Setting Maximum Backend Throughput Limits

You can define the maximum backend throughput setting to limit the total number of calls a particular API in API Manager is allowed to make to the backend. While the other rate limiting levels define the quota the API invoker gets, they do not ensure that the backend is protected from overuse. The maximum backend throughput configuration limits the quota the backend can handle. The request count is calculated and rate limiting occurs at the node level.

Note

  • Configure Rate Limiting for the API Gateway Cluster so that the request counters will be replicated across the API Gateway cluster when working with multiple API Gateway nodes.
  • Configuring Rate Limiting for the API Gateway cluster is not applicable if you have a clustered setup.

Follow the instructions below to set a maximum backend throughput for a given API:

  1. Sign in to the WSO2 API Publisher https://<hostname>:9443/publisher.

  2. Click on the API for which you want to set the maximum backend throughput.

    Select API

  3. Navigate to API Configurations and click Runtime.
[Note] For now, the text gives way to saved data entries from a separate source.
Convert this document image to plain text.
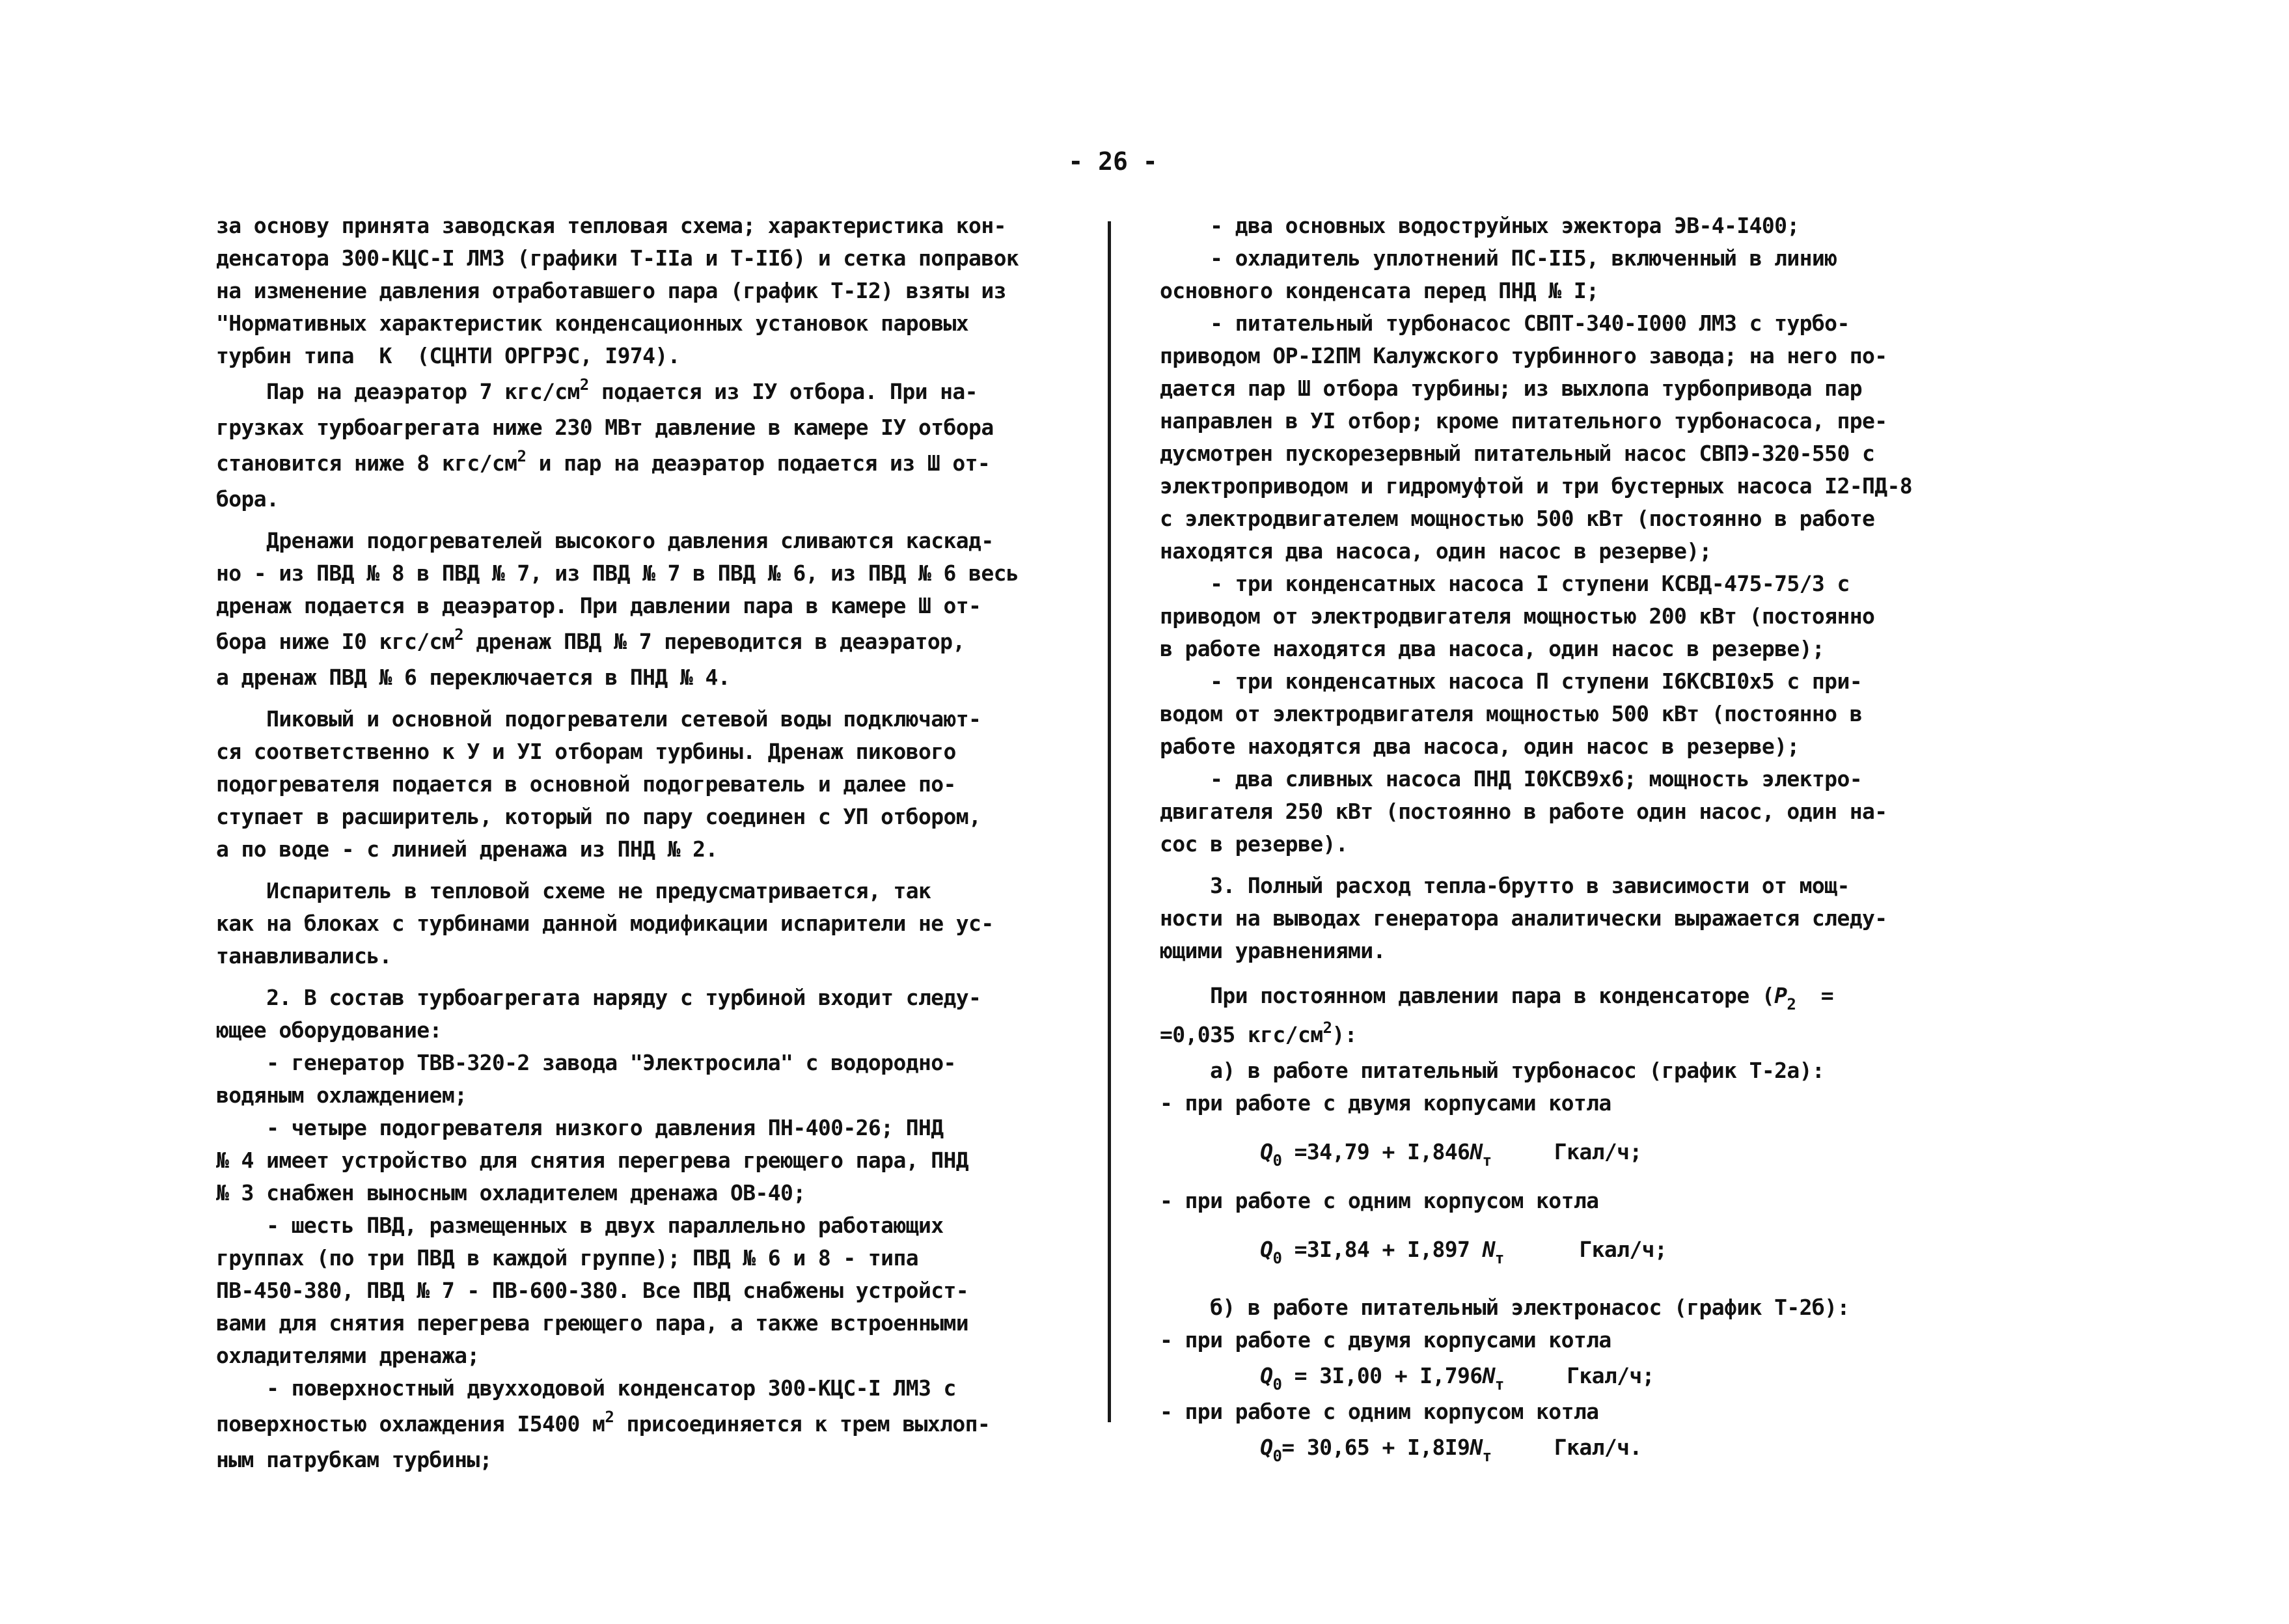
- 26 -
за основу принята заводская тепловая схема; характеристика кон-
денсатора 300-КЦС-I ЛМЗ (графики Т-IIа и Т-IIб) и сетка поправок
на изменение давления отработавшего пара (график Т-I2) взяты из
"Нормативных характеристик конденсационных установок паровых
турбин типа  К  (СЦНТИ ОРГРЭС, I974).
Пар на деаэратор 7 кгс/$см^2$ подается из IУ отбора. При на-
грузках турбоагрегата ниже 230 МВт давление в камере IУ отбора
становится ниже 8 кгс/$см^2$ и пар на деаэратор подается из Ш от-
бора.
Дренажи подогревателей высокого давления сливаются каскад-
но - из ПВД № 8 в ПВД № 7, из ПВД № 7 в ПВД № 6, из ПВД № 6 весь
дренаж подается в деаэратор. При давлении пара в камере Ш от-
бора ниже I0 кгс/$см^2$ дренаж ПВД № 7 переводится в деаэратор,
а дренаж ПВД № 6 переключается в ПНД № 4.
Пиковый и основной подогреватели сетевой воды подключают-
ся соответственно к У и УI отборам турбины. Дренаж пикового
подогревателя подается в основной подогреватель и далее по-
ступает в расширитель, который по пару соединен с УП отбором,
а по воде - с линией дренажа из ПНД № 2.
Испаритель в тепловой схеме не предусматривается, так
как на блоках с турбинами данной модификации испарители не ус-
танавливались.
2. В состав турбоагрегата наряду с турбиной входит следу-
ющее оборудование:
- генератор ТВВ-320-2 завода "Электросила" с водородно-
водяным охлаждением;
- четыре подогревателя низкого давления ПН-400-26; ПНД
№ 4 имеет устройство для снятия перегрева греющего пара, ПНД
№ 3 снабжен выносным охладителем дренажа ОВ-40;
- шесть ПВД, размещенных в двух параллельно работающих
группах (по три ПВД в каждой группе); ПВД № 6 и 8 - типа
ПВ-450-380, ПВД № 7 - ПВ-600-380. Все ПВД снабжены устройст-
вами для снятия перегрева греющего пара, а также встроенными
охладителями дренажа;
- поверхностный двухходовой конденсатор 300-КЦС-I ЛМЗ с
поверхностью охлаждения I5400 $м^2$ присоединяется к трем выхлоп-
ным патрубкам турбины;
- два основных водоструйных эжектора ЭВ-4-I400;
- охладитель уплотнений ПС-II5, включенный в линию
основного конденсата перед ПНД № I;
- питательный турбонасос СВПТ-340-I000 ЛМЗ с турбо-
приводом ОР-I2ПМ Калужского турбинного завода; на него по-
дается пар Ш отбора турбины; из выхлопа турбопривода пар
направлен в УI отбор; кроме питательного турбонасоса, пре-
дусмотрен пускорезервный питательный насос СВПЭ-320-550 с
электроприводом и гидромуфтой и три бустерных насоса I2-ПД-8
с электродвигателем мощностью 500 кВт (постоянно в работе
находятся два насоса, один насос в резерве);
- три конденсатных насоса I ступени КСВД-475-75/3 с
приводом от электродвигателя мощностью 200 кВт (постоянно
в работе находятся два насоса, один насос в резерве);
- три конденсатных насоса П ступени I6КСВI0х5 с при-
водом от электродвигателя мощностью 500 кВт (постоянно в
работе находятся два насоса, один насос в резерве);
- два сливных насоса ПНД I0КСВ9х6; мощность электро-
двигателя 250 кВт (постоянно в работе один насос, один на-
сос в резерве).
3. Полный расход тепла-брутто в зависимости от мощ-
ности на выводах генератора аналитически выражается следу-
ющими уравнениями.
При постоянном давлении пара в конденсаторе ($P_2$  =
=0,035 кгс/$см^2$):
а) в работе питательный турбонасос (график Т-2а):
- при работе с двумя корпусами котла
$Q_0 =34,79 + I,846N_т$	Гкал/ч;
- при работе с одним корпусом котла
$Q_0 =3I,84 + I,897$ $N_т$	Гкал/ч;
б) в работе питательный электронасос (график Т-2б):
- при работе с двумя корпусами котла
$Q_0 = 3I,00 + I,796N_т$	Гкал/ч;
- при работе с одним корпусом котла
$Q_0= 30,65 + I,8I9N_т$	Гкал/ч.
  4. Select the Specify option for the maximum backend throughput and specify the limits of the Production and Sandbox endpoints separately, as the two endpoints can come from two servers with different capacities.

    Max Throughput

  5. Save the API.

    When the maximum backend throughput quota is reached for a given API, more requests will not be accepted for that particular API. The following error message will be returned for all the throttled out requests.

    {
      "fault": {
        "code": 900801,
        "message": "API Limit Reached",
        "description": "API not accepting requests"
      }
    }
    

Setting Maximum Backend Throughput Limits for AI APIs

For AI APIs, WSO2 API Manager provides enhanced rate limiting features by introducing token-based backend rate limiting in addition to traditional request-based limits. This ensures that AI API backends, which often deal with tokenized resources are protected from overuse.

Token-Based Backend Rate Limiting

Unlike the default APIs that use request counts to limit backend throughput, AI APIs use token-based quotas to enforce backend limitations. These quotas help manage the number of tokens consumed by backend services, ensuring that AI models and other backend components aren't overwhelmed by excessive requests.
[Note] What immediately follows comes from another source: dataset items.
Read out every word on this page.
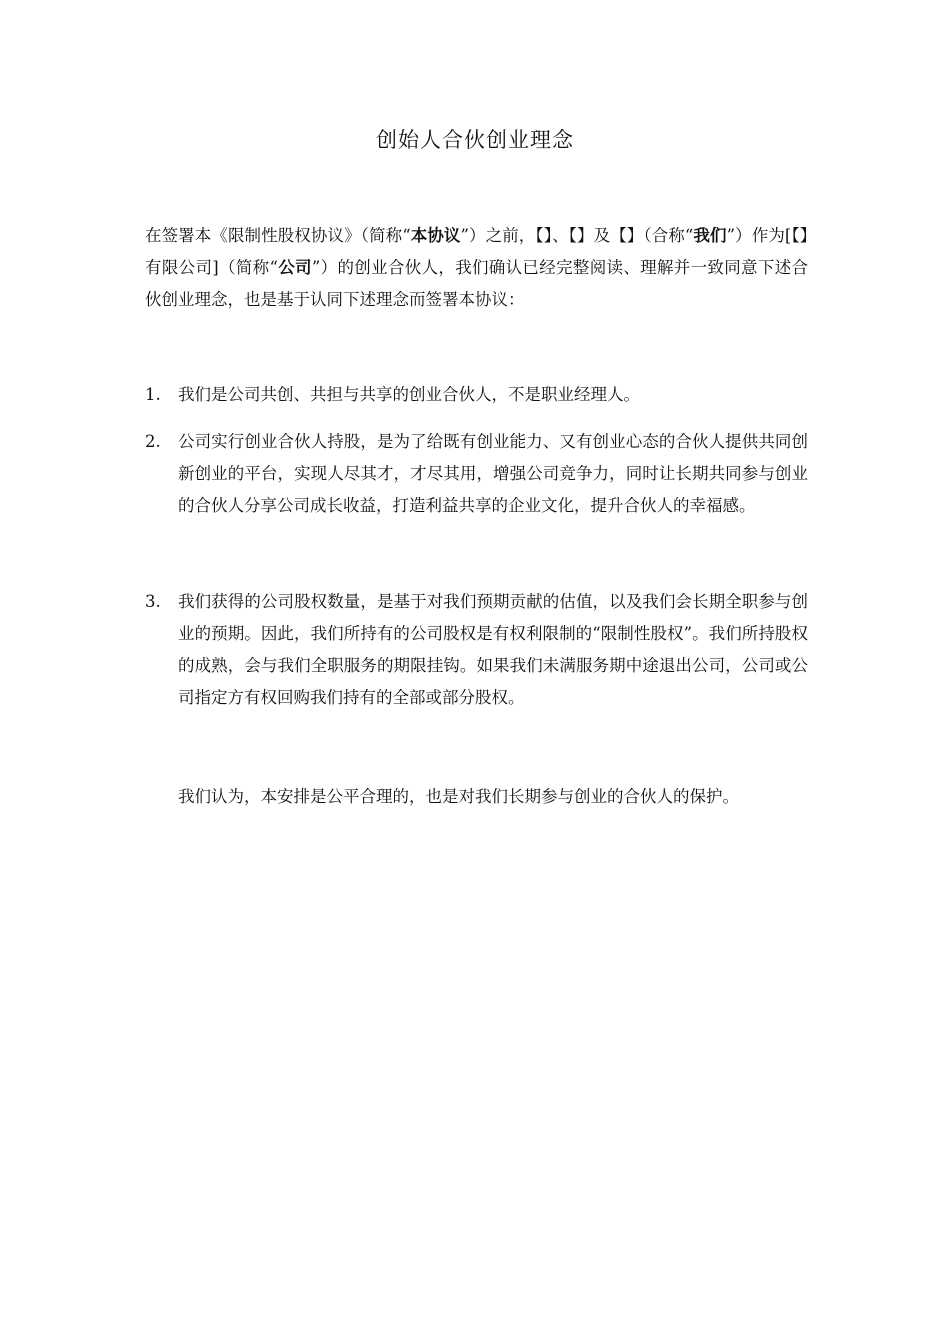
创始人合伙创业理念
在签署本《限制性股权协议》（简称“本协议”）之前，【】、【】及【】（合称“我们”）作为[【】有限公司]（简称“公司”）的创业合伙人，我们确认已经完整阅读、理解并一致同意下述合伙创业理念，也是基于认同下述理念而签署本协议：
1.	我们是公司共创、共担与共享的创业合伙人，不是职业经理人。
2.	公司实行创业合伙人持股，是为了给既有创业能力、又有创业心态的合伙人提供共同创新创业的平台，实现人尽其才，才尽其用，增强公司竞争力，同时让长期共同参与创业的合伙人分享公司成长收益，打造利益共享的企业文化，提升合伙人的幸福感。
3.	我们获得的公司股权数量，是基于对我们预期贡献的估值，以及我们会长期全职参与创业的预期。因此，我们所持有的公司股权是有权利限制的“限制性股权”。我们所持股权的成熟，会与我们全职服务的期限挂钩。如果我们未满服务期中途退出公司，公司或公司指定方有权回购我们持有的全部或部分股权。
我们认为，本安排是公平合理的，也是对我们长期参与创业的合伙人的保护。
Follow the steps below to configure token-based backend rate limiting for AI APIs:

  1. Sign in to the WSO2 API Publisher at https://<hostname>:9443/publisher.
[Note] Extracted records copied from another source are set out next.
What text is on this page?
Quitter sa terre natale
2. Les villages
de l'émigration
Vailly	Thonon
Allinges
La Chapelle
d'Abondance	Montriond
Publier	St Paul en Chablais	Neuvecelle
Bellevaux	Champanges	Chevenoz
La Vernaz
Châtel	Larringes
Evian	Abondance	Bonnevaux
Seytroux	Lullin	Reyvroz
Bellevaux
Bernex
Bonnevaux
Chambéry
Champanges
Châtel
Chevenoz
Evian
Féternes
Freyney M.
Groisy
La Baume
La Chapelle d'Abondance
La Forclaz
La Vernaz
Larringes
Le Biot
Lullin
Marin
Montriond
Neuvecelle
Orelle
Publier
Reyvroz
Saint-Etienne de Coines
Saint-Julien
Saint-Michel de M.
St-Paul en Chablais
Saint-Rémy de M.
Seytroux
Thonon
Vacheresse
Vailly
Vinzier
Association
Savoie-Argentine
  2. Select the AI API for which you want to set the maximum backend throughput.

  3. Navigate to API Configurations and click Runtime.

  4. In the Backend Throughput section, select the Specify option to define the token-based limits. You can configure the following quotas:

  5. Total Token Count: Limits the total number of tokens that can be consumed by the backend.
  6. Prompt Token Count: Limits the number of tokens used in prompts sent to the backend AI model.
  7. Completion Token Count: Limits the number of tokens generated as the output of an AI model from the backend.

    Max Backend Throughput for AI APIs

  8. Set the limits for both Production and Sandbox environments separately, as each environment may have different resource capacities.

  9. Save the API.

This token-based backend rate limiting feature for AI APIs ensures that the backend resources are utilized efficiently and not exhausted by overconsumption.